Later that week, when Mr. A was the teacher on duty at lunch recess, he saw that I was red in the face from a game of whatever I had been playing at (probably tetherball or handball), and he placed a hand on my forehead, thought I was feverish, and had the nurse send me home. It was clearly a guilty peace offering. And, while I enjoyed helping my mom fold laundry in front of the Richard Simmons show instead of whatever we would have been doing in social studies that afternoon, I neither forgave nor forgot that incident. If you're reading this Mr. Atcheson, shame on you.

Some of the games we play at the comedy theater require us to get difficult words from the audience, and I am often put on the spot when someone suggests a word like defenestrate or stochastic, and my teammates turn to me, knowing that I will be able to tell them what it means. I ALWAYS feel that sense of panic: "What if I don't actually know what the word means? What if I've been faking it all this time?" Don't worry. I know what defenestrate and stochastic mean. Never you fear. But there are plenty of words I know how to spell and only know how to spell. And having that made public in front of an audience is never a pleasant thought.

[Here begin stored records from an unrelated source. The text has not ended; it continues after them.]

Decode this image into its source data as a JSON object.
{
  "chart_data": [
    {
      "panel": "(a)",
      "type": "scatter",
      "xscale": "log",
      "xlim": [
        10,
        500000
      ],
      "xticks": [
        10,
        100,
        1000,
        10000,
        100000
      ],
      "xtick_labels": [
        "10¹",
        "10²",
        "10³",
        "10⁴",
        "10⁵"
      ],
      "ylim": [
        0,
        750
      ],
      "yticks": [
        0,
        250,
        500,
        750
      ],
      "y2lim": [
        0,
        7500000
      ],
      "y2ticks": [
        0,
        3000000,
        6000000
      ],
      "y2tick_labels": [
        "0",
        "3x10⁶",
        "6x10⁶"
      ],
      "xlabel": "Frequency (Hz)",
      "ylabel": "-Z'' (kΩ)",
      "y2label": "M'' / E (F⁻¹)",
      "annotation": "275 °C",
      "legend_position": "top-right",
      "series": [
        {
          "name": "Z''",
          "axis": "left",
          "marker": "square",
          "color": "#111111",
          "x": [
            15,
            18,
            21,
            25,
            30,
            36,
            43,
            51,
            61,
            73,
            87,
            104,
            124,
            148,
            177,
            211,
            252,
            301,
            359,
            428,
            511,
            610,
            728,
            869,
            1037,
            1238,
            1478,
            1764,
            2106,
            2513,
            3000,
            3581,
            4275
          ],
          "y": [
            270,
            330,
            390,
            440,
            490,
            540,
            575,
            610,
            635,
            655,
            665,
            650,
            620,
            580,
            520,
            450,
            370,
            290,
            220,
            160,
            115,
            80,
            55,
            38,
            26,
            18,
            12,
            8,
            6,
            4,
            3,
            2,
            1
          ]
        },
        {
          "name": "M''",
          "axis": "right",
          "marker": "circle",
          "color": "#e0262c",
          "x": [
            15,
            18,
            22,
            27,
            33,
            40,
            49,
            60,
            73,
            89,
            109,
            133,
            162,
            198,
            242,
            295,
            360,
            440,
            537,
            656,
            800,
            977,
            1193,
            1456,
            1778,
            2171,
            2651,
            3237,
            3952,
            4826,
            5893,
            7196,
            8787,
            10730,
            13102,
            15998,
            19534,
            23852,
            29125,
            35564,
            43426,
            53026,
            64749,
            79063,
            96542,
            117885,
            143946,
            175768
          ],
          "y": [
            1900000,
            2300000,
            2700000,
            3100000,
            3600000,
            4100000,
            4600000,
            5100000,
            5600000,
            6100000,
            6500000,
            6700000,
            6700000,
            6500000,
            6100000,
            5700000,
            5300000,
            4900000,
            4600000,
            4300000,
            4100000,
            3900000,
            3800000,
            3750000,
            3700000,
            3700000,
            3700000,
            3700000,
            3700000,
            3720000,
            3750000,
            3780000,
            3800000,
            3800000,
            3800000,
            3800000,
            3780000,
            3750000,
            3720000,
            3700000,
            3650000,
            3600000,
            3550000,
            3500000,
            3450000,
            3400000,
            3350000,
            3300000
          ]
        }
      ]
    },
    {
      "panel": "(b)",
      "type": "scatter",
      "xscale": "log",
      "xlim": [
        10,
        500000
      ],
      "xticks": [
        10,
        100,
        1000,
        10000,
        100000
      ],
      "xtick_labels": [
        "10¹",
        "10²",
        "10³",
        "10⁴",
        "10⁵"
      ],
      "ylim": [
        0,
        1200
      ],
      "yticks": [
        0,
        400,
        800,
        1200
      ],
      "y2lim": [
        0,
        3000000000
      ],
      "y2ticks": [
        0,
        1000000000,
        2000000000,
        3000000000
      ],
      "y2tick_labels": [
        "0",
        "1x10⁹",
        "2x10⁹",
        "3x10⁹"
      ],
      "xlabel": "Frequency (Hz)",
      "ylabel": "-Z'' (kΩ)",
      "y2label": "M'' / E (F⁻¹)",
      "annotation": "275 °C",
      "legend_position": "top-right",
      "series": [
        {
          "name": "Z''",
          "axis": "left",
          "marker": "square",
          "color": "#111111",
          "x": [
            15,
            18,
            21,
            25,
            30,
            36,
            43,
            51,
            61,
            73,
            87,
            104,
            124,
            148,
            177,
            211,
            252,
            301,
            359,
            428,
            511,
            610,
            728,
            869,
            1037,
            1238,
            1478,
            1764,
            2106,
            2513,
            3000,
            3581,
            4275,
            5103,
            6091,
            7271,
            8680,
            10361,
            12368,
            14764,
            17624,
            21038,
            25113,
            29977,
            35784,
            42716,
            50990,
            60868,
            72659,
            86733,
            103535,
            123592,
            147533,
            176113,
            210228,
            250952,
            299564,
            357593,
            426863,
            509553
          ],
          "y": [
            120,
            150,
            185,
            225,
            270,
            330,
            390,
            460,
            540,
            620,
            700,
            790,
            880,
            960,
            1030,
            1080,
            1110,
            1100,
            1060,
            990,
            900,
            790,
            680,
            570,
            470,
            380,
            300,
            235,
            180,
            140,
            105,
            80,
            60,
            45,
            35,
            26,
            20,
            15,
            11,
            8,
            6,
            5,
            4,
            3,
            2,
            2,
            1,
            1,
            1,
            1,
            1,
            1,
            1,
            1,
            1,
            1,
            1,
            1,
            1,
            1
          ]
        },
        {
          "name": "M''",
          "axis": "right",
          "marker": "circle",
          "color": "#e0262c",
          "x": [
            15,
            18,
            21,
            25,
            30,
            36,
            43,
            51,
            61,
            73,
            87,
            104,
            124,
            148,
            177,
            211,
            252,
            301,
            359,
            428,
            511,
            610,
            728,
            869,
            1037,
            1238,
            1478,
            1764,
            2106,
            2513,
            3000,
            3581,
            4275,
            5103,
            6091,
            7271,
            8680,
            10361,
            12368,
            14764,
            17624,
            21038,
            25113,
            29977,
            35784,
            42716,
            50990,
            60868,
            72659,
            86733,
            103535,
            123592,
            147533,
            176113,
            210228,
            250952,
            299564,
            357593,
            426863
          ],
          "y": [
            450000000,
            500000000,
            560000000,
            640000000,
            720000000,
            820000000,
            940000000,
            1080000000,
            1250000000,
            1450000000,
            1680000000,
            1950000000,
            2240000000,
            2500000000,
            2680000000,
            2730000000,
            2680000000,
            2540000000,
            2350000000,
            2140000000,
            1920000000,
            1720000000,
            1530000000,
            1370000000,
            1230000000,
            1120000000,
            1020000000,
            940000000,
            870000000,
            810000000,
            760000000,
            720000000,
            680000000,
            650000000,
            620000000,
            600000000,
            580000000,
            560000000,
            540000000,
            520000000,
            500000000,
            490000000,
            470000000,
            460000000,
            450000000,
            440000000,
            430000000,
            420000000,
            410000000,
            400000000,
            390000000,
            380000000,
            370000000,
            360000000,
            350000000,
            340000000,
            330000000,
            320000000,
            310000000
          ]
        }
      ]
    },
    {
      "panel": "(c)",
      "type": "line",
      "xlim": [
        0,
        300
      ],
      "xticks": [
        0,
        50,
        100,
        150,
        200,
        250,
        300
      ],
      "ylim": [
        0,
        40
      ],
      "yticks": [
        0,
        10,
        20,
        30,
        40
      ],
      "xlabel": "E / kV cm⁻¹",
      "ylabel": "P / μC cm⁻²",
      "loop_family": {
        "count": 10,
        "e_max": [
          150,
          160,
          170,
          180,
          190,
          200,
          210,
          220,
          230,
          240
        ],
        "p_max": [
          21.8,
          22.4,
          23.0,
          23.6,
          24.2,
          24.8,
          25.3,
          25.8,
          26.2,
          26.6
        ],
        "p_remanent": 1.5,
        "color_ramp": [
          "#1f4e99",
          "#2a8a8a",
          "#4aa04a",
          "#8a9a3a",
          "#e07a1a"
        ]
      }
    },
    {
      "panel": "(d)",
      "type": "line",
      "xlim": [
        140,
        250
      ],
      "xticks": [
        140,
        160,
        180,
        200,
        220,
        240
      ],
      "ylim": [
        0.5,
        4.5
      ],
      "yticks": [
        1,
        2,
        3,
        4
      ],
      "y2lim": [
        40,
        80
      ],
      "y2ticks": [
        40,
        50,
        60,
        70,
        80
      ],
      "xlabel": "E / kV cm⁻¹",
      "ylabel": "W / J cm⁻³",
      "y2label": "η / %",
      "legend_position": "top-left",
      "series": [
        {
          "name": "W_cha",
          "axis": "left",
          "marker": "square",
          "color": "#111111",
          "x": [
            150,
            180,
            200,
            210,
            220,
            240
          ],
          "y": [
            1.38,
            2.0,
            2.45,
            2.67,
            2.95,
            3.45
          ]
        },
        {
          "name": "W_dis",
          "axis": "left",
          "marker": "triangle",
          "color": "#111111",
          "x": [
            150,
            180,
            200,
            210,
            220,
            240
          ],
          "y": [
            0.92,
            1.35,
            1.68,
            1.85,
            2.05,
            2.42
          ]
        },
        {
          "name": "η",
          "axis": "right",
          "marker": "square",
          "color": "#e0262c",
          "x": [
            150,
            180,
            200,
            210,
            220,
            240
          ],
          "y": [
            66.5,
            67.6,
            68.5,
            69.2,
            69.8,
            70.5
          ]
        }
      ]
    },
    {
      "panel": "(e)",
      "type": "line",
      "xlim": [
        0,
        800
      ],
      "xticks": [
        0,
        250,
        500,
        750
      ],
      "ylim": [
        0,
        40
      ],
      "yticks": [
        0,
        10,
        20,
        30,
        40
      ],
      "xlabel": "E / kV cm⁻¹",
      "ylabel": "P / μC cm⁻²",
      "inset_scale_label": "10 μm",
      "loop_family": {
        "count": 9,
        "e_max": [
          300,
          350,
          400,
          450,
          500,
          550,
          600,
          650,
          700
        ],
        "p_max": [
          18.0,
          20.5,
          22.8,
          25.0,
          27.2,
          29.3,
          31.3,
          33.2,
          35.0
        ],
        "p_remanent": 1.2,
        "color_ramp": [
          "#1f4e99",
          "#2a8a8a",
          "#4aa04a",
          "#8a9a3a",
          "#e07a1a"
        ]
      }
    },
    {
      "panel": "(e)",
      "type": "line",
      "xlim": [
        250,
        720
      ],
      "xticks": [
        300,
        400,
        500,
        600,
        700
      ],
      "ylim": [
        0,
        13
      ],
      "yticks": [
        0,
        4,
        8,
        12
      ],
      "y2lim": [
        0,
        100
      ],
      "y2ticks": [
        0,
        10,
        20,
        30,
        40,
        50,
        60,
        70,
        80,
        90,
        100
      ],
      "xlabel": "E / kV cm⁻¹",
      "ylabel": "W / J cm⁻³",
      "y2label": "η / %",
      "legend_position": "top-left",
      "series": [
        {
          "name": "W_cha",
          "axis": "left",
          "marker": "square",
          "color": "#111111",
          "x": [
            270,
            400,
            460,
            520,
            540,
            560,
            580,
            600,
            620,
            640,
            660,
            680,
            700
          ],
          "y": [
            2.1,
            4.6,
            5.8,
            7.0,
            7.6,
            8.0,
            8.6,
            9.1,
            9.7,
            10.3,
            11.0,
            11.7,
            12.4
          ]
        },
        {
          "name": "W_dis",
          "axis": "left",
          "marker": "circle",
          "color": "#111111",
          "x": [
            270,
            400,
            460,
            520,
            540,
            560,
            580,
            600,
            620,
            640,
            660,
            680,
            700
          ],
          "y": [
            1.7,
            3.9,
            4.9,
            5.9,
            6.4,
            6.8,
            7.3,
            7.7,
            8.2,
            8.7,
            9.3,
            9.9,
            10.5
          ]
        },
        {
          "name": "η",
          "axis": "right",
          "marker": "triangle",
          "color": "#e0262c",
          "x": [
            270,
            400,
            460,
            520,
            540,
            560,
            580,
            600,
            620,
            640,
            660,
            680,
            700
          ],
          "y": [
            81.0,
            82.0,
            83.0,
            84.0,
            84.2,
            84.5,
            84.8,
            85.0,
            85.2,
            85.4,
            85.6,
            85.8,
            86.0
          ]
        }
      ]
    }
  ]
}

When you play the role of the smartypants, you have to fake it a lot. It's a terrible habit. I, in my growing up, have tried to break free of it. I have tried to say, "I don't know what you mean," when I don't know what someone means. I try to say, "What is that word?" when I don't know what a word is. I try to be okay with not knowing everything. Because I have a feeling that leaving the desire to always know everything unchecked eventually evolves into other roles such as the agoraphobic, the sniper, and the cat lady.

And believe me, it's a far sight better actually learning things from people than trying to learn it all behind their backs while no one's looking. If you have something to teach me, I welcome it. Maybe not so much when I was a sophomore in high school. But I've done a lot of growing up since then. And there is actual truth to the notion that it takes more courage to admit that you're wrong or that you don't know than it takes to lord your rightness over everyone. I wasn't going to bring up anything George W. Bush-related today, but there you have it. Why won't he ever admit he's wrong? No one even thinks he's a smartypants? What has he got to lose?

I was really just going to point out that autochthonous was the word of the day only the day before it was the word of the hour. But, as has been known to happen, I digressed. Don't get me going about me and my pants.

P.S. Autochthonous means originating in the place where found. Just in case that wasn't clear.